Today, the term “working dogs" refers to a much wider variety of dog breeds because of all the different jobs they have been trained to perform. Naturally, different breeds excel in different tasks depending upon their physical abilities as well as temperament. Now working dogs do many different jobs and assist their human counterparts in so many ways.

Dogs that will be used as guard or protection dogs require a certain temperament and instincts. Police and military K-9s are trained in Schutzhund, which consists of obedience, tracking and protection. Strong instincts required in guard and protection dogs include, prey instinct, which drives the dog to chase. Active aggression, which is the fighting drive for defense and self preservation and reactive aggression which defines their protective, territorial nature. Social aggression characterizes the dogs desire for pack leadership and dominance. This is most notable in male dogs. These dogs also must display a pack instinct, which leads to close bonds with handler or family.

One of the most familiar roles of working dogs is in Search and Rescue. The American Rescue Dog Association (ARDA) is the organization that tests and certifies dogs for Search and Rescue. The dogs and handlers of the ARDA are volunteers that work with local law enforcement to find missing persons in wilderness and disaster locations, water search, rescue and recovery, and even help locate human remains. Some of the dog breeds used for these jobs include, German Shepherds, Belgian Malinois, Labrador Retrievers, Golden Retrievers, and for water rescue especially, Newfoundlands. The ARDA requires 2 days of tough field evaluations for certification and dogs must be tested every 3 years.

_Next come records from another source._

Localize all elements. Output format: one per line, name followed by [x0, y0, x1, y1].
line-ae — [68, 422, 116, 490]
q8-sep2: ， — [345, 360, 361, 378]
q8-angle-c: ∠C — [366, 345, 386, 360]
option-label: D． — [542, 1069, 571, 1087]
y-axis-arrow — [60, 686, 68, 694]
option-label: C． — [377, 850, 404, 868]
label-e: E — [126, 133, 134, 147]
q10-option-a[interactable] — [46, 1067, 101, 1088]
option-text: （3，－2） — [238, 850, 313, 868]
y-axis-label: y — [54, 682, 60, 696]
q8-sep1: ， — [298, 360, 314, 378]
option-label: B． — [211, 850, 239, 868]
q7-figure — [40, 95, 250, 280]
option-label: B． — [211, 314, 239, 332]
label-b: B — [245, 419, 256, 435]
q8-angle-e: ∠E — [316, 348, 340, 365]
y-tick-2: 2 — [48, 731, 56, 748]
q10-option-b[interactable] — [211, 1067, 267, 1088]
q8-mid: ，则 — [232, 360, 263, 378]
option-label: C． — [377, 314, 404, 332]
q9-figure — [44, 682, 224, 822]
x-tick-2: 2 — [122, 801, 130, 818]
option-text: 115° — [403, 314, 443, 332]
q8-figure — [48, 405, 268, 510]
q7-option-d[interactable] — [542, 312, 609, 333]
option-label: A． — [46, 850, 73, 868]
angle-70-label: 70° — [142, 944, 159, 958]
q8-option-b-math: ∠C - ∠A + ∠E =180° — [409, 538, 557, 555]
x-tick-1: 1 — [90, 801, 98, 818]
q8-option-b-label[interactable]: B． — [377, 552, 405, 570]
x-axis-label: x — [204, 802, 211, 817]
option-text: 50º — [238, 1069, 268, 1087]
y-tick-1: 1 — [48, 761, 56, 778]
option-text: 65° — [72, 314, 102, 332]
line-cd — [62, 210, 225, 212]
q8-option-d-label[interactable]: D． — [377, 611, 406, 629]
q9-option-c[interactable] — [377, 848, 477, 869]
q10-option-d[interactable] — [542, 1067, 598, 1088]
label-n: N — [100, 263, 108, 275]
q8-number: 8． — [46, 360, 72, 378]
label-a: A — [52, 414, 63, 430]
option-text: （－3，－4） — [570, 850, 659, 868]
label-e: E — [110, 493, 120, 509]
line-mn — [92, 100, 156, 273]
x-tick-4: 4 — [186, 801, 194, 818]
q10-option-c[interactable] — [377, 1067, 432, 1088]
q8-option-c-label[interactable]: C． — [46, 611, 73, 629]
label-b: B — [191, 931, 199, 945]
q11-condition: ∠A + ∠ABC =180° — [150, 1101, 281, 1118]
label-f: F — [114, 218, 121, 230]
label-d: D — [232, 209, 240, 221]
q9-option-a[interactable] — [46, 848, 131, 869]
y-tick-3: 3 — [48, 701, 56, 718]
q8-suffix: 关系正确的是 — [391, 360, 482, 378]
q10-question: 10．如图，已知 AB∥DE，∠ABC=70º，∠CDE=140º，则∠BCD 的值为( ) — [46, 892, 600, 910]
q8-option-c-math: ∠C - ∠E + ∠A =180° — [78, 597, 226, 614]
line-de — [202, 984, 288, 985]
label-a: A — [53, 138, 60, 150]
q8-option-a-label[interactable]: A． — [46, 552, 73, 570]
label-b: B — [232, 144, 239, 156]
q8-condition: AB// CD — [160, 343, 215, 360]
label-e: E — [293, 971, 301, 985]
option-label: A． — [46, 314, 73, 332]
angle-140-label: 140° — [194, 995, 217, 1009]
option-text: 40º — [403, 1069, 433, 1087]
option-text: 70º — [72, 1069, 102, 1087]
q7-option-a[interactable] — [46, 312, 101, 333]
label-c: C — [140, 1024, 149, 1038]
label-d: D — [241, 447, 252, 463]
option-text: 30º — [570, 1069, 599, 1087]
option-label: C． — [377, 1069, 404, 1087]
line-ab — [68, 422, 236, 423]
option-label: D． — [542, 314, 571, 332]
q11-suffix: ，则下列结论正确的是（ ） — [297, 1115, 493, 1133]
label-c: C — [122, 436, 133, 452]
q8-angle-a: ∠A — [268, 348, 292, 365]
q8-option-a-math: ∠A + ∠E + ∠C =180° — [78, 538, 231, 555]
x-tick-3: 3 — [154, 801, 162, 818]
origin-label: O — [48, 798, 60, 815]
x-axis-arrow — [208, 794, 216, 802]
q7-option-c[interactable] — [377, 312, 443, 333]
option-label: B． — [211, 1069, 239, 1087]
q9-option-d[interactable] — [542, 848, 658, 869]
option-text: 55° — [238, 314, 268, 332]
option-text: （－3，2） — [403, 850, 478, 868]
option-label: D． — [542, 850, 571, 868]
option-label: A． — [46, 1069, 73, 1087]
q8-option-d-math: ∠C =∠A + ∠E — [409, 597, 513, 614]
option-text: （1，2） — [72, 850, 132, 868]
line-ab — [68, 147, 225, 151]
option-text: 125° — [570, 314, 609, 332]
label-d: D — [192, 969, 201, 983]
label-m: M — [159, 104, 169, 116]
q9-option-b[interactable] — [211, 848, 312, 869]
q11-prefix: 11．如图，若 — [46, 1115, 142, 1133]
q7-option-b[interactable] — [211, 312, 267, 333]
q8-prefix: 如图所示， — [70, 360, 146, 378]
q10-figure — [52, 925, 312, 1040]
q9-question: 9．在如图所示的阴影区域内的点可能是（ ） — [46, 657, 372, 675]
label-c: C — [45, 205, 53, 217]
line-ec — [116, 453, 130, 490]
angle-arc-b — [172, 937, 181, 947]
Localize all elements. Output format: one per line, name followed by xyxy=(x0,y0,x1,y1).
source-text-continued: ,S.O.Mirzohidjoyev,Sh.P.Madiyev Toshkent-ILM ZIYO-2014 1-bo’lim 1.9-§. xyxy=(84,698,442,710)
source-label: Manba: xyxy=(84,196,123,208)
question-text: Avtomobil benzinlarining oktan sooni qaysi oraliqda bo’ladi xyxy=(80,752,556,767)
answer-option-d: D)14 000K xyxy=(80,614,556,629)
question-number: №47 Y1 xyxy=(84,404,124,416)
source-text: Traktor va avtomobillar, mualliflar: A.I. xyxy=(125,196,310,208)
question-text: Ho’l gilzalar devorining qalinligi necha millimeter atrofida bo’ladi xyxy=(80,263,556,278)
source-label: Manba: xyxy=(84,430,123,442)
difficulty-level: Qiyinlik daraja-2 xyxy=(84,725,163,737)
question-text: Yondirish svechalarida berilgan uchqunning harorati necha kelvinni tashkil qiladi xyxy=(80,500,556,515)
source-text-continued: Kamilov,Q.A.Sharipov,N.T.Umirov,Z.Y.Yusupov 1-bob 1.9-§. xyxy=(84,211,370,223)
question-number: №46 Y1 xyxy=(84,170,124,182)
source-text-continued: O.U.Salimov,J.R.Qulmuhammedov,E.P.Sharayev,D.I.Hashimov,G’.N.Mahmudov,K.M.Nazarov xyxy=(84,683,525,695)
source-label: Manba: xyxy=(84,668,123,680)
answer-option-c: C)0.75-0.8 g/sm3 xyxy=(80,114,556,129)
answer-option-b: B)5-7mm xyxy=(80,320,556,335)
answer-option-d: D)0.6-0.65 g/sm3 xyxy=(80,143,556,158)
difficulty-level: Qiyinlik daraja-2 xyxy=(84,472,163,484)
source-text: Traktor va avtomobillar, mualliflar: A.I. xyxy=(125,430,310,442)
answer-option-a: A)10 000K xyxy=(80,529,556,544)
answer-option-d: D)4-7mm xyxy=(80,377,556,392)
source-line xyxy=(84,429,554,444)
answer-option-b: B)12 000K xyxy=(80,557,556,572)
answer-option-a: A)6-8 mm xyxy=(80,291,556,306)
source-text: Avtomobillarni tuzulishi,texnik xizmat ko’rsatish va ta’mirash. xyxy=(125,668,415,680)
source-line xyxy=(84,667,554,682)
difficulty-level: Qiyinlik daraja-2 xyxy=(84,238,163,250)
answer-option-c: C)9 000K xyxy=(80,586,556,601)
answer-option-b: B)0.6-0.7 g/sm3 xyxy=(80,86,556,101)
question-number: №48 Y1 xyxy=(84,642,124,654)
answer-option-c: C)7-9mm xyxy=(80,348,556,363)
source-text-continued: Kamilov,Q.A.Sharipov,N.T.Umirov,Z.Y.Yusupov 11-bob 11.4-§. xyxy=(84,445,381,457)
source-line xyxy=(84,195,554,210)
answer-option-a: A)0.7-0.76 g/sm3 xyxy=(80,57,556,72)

Search and Rescue or SAR dogs also work around the world doing avalanche rescue. When skiers are buried under tons of snow, there is not much time to find them and dig them out. If not for the specially trained dogs, it would take rescuers far too long to locate the skier and it would become a recovery rather than a rescue.

We have seen Search and Rescue dogs working many hours alongside their handlers going through the rubble after the World Trade Center towers came down. They showed determination and a willingness to keep going in spite of the danger. The stress of that environment took its toll on the dogs as much as on their handlers. One dog, Worf, found the bodies of 2 missing firefighters the first day. He was so overwhelmed that he lay down, curled up and began shedding profusely, quit eating and would not play with the other dogs. His handler decided that the 12 year old dog would retire right then. Some of the handlers explained that their dogs were trained to find lost people and would be rewarded when the person would praise and pet and thank the dog. In the case of the World Trade Center disaster, the dogs were not finding people alive and became discouraged. The handlers would have to set up a “find" where another volunteer would hide and the dog could find him and be rewarded with hugs and praise.
Some dogs were brought in specifically to provide emotional support and stress relief to the men and women working so hard in such a depressing environment. The motto of the ARDA is . . . "these things we do so others may live".

Dogs have been trained to track people for miles, sniff out drugs and bombs and some dogs have even been able to detect when a person is about to have a seizure. We are all familiar with guide dogs for the blind and assistance dogs for the wheelchair bound. Dogs have been trained to detect land mines in war torn countries and detect accelerant in arson fires. Dogs are not just our best friends and companions, they help us accomplish things we could never do on our own. They love to work and will work for nothing more than praise and some special playtime. I cannot imagine our lives without these amazing animals.